竹下正己弁護士の法律相談コーナー。今回は「突然、自宅が特別警戒区域に指定。価値も下がり困っています」という質問が寄せられた。
【質問】
去年1月に突然、拙宅(土地込み)を土砂災害防止法にのっとり特別警戒区域にしますという通知がきました。この家は平成13年9月に建築確認を得て着工しています。この指定により資産の価値は激減し、転売・転居も困難になりました。防止法と建築確認の整合性をどう解釈すべきでしょうか。
【回答】
この法律は、土砂災害から国民を守り、災害防止対策の推進を図ることなどを目的として、平成13年4月1日に施行されました。国が土砂災害防止対策の基本方針を定め、知事が5年ごとに調査をしつつ、順次、土砂災害で住民の生命身体に危害の恐れがある区域を土砂災害警戒区域と定め、その中でも著しい危害が生じる恐れがある区域を特別警戒区域として指定します。
特別警戒区域内では開発行為が制限され、建物構造も厳格化が求められ、危険な場合には退去勧告もあります。特別警戒区域に指定された場合には、地価も下がると思います。問題にしたいのは平成13年の建築確認ですか、それともこのたびの特別警戒区域の指定でしょうか。
前者であれば、建築確認当時には特別警戒区域の指定がなく建築確認上の特別な制限がなかったのですから、通常の条件で建築確認が下りても違法であったということはいえません。

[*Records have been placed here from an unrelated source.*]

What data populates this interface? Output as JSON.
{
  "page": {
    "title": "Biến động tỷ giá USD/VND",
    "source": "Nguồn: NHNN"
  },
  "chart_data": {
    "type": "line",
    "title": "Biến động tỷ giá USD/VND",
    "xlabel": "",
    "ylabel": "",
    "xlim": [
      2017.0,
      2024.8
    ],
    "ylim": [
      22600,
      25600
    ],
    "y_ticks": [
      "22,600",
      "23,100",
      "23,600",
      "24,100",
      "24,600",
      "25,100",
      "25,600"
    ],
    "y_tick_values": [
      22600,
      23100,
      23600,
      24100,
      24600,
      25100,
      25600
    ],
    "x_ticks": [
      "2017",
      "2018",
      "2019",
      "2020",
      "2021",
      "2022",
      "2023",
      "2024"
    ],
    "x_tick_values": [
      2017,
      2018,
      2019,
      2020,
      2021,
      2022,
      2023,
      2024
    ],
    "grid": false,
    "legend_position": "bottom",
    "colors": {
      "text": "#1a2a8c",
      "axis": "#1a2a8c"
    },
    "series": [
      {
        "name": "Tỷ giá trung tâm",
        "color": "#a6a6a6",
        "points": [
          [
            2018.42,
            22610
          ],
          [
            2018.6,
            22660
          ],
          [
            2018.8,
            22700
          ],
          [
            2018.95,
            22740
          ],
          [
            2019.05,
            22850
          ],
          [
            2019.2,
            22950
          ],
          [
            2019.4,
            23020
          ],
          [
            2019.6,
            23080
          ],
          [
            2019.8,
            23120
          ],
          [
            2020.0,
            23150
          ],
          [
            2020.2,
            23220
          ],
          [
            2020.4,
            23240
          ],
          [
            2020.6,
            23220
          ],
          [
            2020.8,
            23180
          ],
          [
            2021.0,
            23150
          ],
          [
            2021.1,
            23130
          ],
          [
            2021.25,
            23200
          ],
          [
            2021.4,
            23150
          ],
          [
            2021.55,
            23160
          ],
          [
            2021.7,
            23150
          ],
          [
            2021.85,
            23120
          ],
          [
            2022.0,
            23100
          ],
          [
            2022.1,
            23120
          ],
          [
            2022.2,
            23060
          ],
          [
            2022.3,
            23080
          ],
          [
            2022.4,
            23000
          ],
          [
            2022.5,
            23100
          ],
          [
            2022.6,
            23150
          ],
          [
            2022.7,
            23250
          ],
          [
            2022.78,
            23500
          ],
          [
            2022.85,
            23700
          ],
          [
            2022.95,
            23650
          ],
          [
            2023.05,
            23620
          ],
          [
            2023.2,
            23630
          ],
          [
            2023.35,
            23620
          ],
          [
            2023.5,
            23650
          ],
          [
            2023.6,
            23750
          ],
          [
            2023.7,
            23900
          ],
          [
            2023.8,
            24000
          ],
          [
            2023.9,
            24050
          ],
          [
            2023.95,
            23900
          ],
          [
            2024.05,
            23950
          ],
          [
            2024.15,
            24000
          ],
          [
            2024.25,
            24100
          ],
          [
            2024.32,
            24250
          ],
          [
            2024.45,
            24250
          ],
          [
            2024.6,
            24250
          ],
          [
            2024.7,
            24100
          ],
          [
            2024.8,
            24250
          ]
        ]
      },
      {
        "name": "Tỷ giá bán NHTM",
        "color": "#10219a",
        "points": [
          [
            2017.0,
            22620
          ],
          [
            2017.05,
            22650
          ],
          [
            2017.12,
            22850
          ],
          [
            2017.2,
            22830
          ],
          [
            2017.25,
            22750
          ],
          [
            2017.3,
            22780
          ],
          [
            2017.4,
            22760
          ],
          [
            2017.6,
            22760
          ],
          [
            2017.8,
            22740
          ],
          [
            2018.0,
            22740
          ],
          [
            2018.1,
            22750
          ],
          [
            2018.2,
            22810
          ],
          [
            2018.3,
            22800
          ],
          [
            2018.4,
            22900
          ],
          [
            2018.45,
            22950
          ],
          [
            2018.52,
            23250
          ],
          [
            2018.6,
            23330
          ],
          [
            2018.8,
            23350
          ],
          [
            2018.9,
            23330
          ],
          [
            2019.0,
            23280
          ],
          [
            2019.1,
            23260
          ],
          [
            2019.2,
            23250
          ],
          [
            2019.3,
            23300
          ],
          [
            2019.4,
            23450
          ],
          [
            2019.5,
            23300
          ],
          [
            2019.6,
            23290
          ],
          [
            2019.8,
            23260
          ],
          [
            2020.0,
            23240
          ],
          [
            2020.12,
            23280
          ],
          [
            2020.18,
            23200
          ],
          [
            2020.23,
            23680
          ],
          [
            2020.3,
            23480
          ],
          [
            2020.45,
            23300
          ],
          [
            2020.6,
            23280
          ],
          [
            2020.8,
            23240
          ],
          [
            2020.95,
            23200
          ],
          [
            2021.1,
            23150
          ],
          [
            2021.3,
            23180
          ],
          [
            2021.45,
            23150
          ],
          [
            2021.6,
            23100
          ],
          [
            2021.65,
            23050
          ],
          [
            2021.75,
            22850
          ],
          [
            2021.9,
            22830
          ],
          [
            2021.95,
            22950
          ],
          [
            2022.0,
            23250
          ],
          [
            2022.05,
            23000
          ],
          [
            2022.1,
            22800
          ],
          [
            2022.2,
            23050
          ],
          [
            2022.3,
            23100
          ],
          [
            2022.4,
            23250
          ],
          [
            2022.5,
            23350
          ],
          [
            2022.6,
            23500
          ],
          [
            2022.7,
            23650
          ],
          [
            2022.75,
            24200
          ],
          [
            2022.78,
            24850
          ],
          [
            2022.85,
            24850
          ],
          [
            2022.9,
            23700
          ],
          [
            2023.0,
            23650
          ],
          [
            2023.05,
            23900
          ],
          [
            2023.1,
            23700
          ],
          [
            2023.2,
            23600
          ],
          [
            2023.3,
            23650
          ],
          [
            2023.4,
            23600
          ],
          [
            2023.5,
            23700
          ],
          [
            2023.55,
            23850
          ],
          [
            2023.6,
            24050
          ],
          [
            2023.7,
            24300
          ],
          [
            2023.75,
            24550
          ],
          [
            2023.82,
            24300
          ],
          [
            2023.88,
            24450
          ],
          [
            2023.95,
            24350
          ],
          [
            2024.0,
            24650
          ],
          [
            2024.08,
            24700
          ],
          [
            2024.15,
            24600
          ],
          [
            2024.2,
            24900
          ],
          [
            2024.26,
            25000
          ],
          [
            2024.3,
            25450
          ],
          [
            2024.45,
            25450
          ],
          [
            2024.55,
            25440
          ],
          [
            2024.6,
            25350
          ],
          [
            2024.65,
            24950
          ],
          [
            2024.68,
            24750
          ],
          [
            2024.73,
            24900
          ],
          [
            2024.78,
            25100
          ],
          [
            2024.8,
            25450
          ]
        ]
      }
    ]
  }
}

仮に指定を急ぐべきといっても、国民の権利にかかわることですから、調査しながら指定していく過程に違法性を認めることは困難です。また、直ちに指定できるほど危険性がはっきりしていたのであれば、もともと危険性があって価値は低かったということになりますから、損害は認められないでしょう。
仮に今度の指定が間違っている場合、その指定を争うことが考えられます。この点は、土地の使用に具体的支障が生じるので行政処分性があり、半年以内に取消訴訟を提起できるとの考えと、実際の開発行為や建築確認の不許可処分を受けてからだとの二つの考え方がありえます。
しかし違法であれば、処分を争わなくても、損害賠償の請求が可能です。いずれにせよ、土砂災害の危険性という土木工学上の判断が必要です。専門家に相談してください。